И в самом деле, ни одна депеша, открытая или шифрованная, ничего о Дуньке не сообщала. Безобразов тоже старался всячески поддерживать секретность, но временами его прорывало и, обмолвками или впрямую, он нахваливал Дуньку и её великую роль в нынешней кампании.

Вообще-то, военные обычно не любопытны, но попадаются иногда среди офицеров и такие, что сочетают примерное простодушие с привычкой лезть не в свои дела. Одного из таких, капитана Арсения Николаевича Борцова, как раз и перевели в штаб безобразовского корпуса в начале 1915 года. Услышав однажды краем уха, как ласково и уважительно генерал поминает Дуньку, Борцов принялся без всякой задней мысли наводить справки и вдруг натолкнулся на стену глубочайшей тайны, что окружала эту тему. С ним, штабным офицером, отказывались говорить о Дуньке и старшие по званию, и младшие. Некоторые сослуживцы сразу и прямо сообщали ему, что не знают об этом ничего, и не верить им Борцов не мог. Другие же отделывались недомолвками и полунамёками, напускали туману, так что было видно, что они также мало что знают, но признаться в том не хотят.

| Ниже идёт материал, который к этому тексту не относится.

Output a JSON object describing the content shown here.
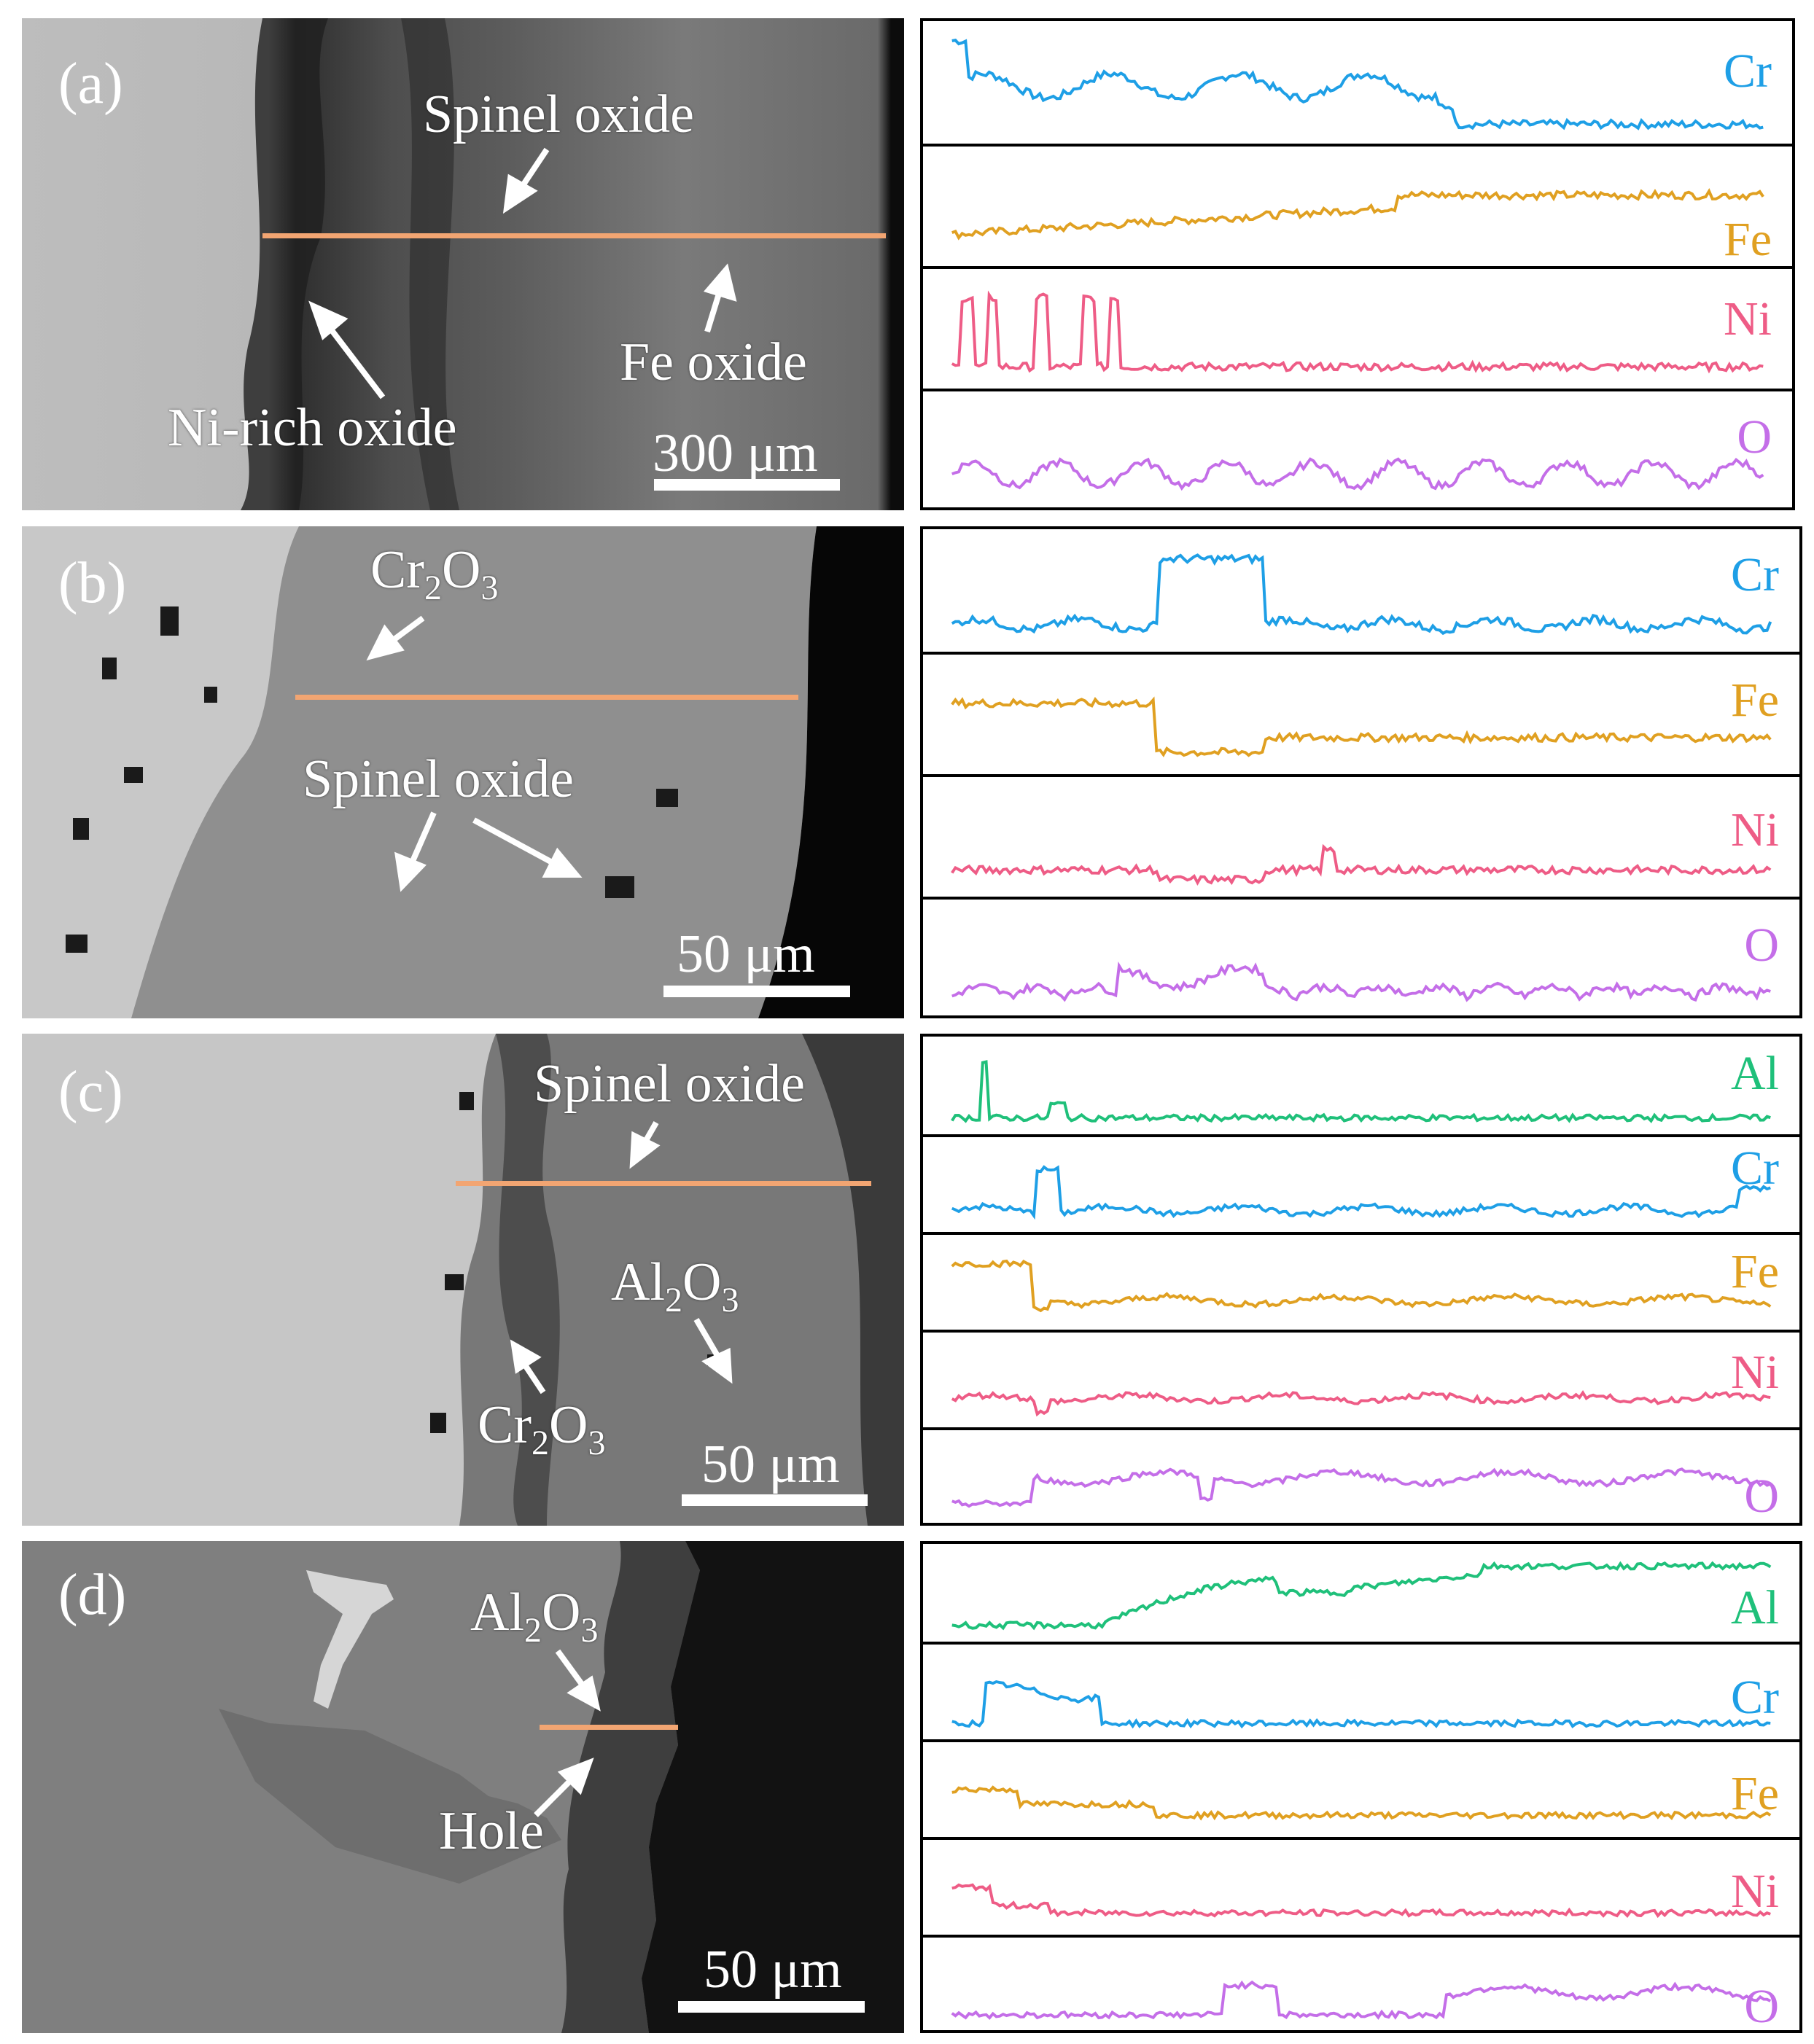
{
  "colors": {
    "Cr": "#1e9fe6",
    "Fe": "#e0a021",
    "Ni": "#ee5c86",
    "O": "#c46ee8",
    "Al": "#1fc07a",
    "line_scan": "#f2a572"
  },
  "panels": [
    {
      "id": "a",
      "label": "(a)",
      "annotations": [
        "Spinel oxide",
        "Fe oxide",
        "Ni-rich oxide"
      ],
      "scale": "300 μm",
      "elements": [
        "Cr",
        "Fe",
        "Ni",
        "O"
      ]
    },
    {
      "id": "b",
      "label": "(b)",
      "annotations": [
        "Cr",
        "2",
        "O",
        "3",
        "Spinel oxide"
      ],
      "scale": "50 μm",
      "elements": [
        "Cr",
        "Fe",
        "Ni",
        "O"
      ]
    },
    {
      "id": "c",
      "label": "(c)",
      "annotations": [
        "Spinel oxide",
        "Al",
        "2",
        "O",
        "3",
        "Cr",
        "2",
        "O",
        "3"
      ],
      "scale": "50 μm",
      "elements": [
        "Al",
        "Cr",
        "Fe",
        "Ni",
        "O"
      ]
    },
    {
      "id": "d",
      "label": "(d)",
      "annotations": [
        "Al",
        "2",
        "O",
        "3",
        "Hole"
      ],
      "scale": "50 μm",
      "elements": [
        "Al",
        "Cr",
        "Fe",
        "Ni",
        "O"
      ]
    }
  ]
}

Несмотря на природное любопытство, дисциплинированный Борцов в конце концов всё-таки списал бы тему в глубоко секретные, если бы на совещании в конце мая Безобразов не приказал именно ему выяснить у Дуньки её готовность к планировавшемуся наступлению. По тону генерала было понятно: Владимир Михайлович и мысли не допускает, что офицер его штаба мог ничего о Дуньке не знать.

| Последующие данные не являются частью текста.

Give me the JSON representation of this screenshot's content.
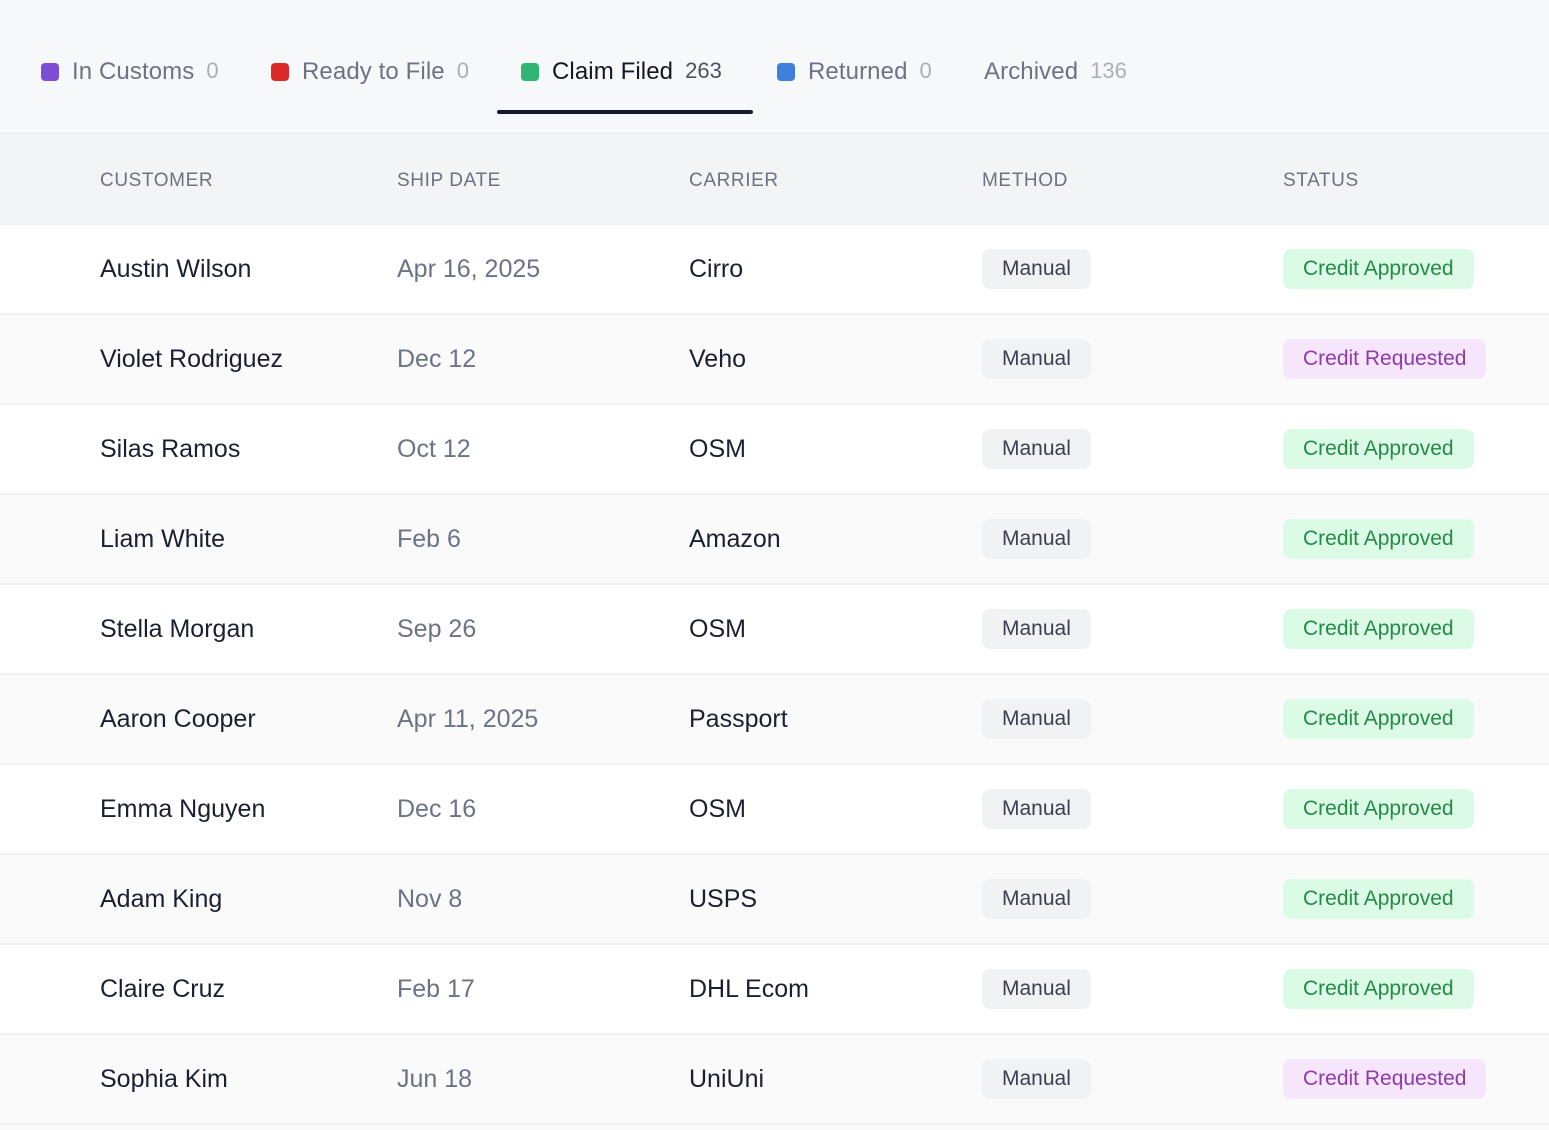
{
  "tabs": [
    {
      "label": "In Customs",
      "count": "0",
      "color": "#7b4fd6"
    },
    {
      "label": "Ready to File",
      "count": "0",
      "color": "#dc2a2a"
    },
    {
      "label": "Claim Filed",
      "count": "263",
      "color": "#2fb571",
      "active": true
    },
    {
      "label": "Returned",
      "count": "0",
      "color": "#3e7fdc"
    },
    {
      "label": "Archived",
      "count": "136"
    }
  ],
  "table": {
    "headers": {
      "customer": "CUSTOMER",
      "ship_date": "SHIP DATE",
      "carrier": "CARRIER",
      "method": "METHOD",
      "status": "STATUS"
    },
    "rows": [
      {
        "customer": "Austin Wilson",
        "ship_date": "Apr 16, 2025",
        "carrier": "Cirro",
        "method": "Manual",
        "status": "Credit Approved"
      },
      {
        "customer": "Violet Rodriguez",
        "ship_date": "Dec 12",
        "carrier": "Veho",
        "method": "Manual",
        "status": "Credit Requested"
      },
      {
        "customer": "Silas Ramos",
        "ship_date": "Oct 12",
        "carrier": "OSM",
        "method": "Manual",
        "status": "Credit Approved"
      },
      {
        "customer": "Liam White",
        "ship_date": "Feb 6",
        "carrier": "Amazon",
        "method": "Manual",
        "status": "Credit Approved"
      },
      {
        "customer": "Stella Morgan",
        "ship_date": "Sep 26",
        "carrier": "OSM",
        "method": "Manual",
        "status": "Credit Approved"
      },
      {
        "customer": "Aaron Cooper",
        "ship_date": "Apr 11, 2025",
        "carrier": "Passport",
        "method": "Manual",
        "status": "Credit Approved"
      },
      {
        "customer": "Emma Nguyen",
        "ship_date": "Dec 16",
        "carrier": "OSM",
        "method": "Manual",
        "status": "Credit Approved"
      },
      {
        "customer": "Adam King",
        "ship_date": "Nov 8",
        "carrier": "USPS",
        "method": "Manual",
        "status": "Credit Approved"
      },
      {
        "customer": "Claire Cruz",
        "ship_date": "Feb 17",
        "carrier": "DHL Ecom",
        "method": "Manual",
        "status": "Credit Approved"
      },
      {
        "customer": "Sophia Kim",
        "ship_date": "Jun 18",
        "carrier": "UniUni",
        "method": "Manual",
        "status": "Credit Requested"
      }
    ]
  }
}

Борцову пришла мысль испросить у Безобразова письменного приказа, из которого можно было понять хотя бы какие-то детали и подробности, но, подумав, от идеи сей капитан отказался. Вместо этого Борцов просто отправился к связникам и, сославшись на приказ командующего корпусом, потребовал немедленно соединить его с Дунькой. Отправили вестового, который вернулся три четверти часа спустя с какой-то местной бабой, которая и выглядела дурой, и других стратегических преимуществ не имела.

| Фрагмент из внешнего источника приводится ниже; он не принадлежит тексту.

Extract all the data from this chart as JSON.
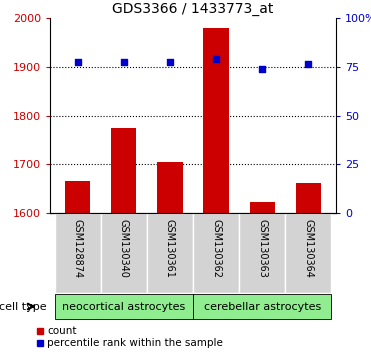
{
  "title": "GDS3366 / 1433773_at",
  "categories": [
    "GSM128874",
    "GSM130340",
    "GSM130361",
    "GSM130362",
    "GSM130363",
    "GSM130364"
  ],
  "bar_values": [
    1665,
    1775,
    1705,
    1980,
    1622,
    1662
  ],
  "percentile_values": [
    1910,
    1910,
    1910,
    1915,
    1895,
    1905
  ],
  "bar_color": "#cc0000",
  "dot_color": "#0000cc",
  "ylim_left": [
    1600,
    2000
  ],
  "ylim_right": [
    0,
    100
  ],
  "yticks_left": [
    1600,
    1700,
    1800,
    1900,
    2000
  ],
  "yticks_right": [
    0,
    25,
    50,
    75,
    100
  ],
  "ytick_labels_right": [
    "0",
    "25",
    "50",
    "75",
    "100%"
  ],
  "grid_values": [
    1700,
    1800,
    1900
  ],
  "group1_label": "neocortical astrocytes",
  "group2_label": "cerebellar astrocytes",
  "group1_indices": [
    0,
    1,
    2
  ],
  "group2_indices": [
    3,
    4,
    5
  ],
  "group_bg_color": "#90ee90",
  "tick_label_bg": "#d3d3d3",
  "cell_type_label": "cell type",
  "legend_count_label": "count",
  "legend_pct_label": "percentile rank within the sample",
  "bar_width": 0.55,
  "title_fontsize": 10,
  "tick_fontsize": 8
}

Борцов с ужасом понял, что приказ генерала ему не выполнить без какого-никакого, хотя бы самого расповерхностного, разъяснения Дуньки. Для получения такого разъяснения он, собравшись с духом, отправился к полковнику Зиновьеву, сыну бывшего столичного губернатора и человеку всяко информированному более чем. Ранее обращаться к столь высокому начальству с вопросами о Дуньке капитан, естественно, не решался, но теперь иного выхода он не видел.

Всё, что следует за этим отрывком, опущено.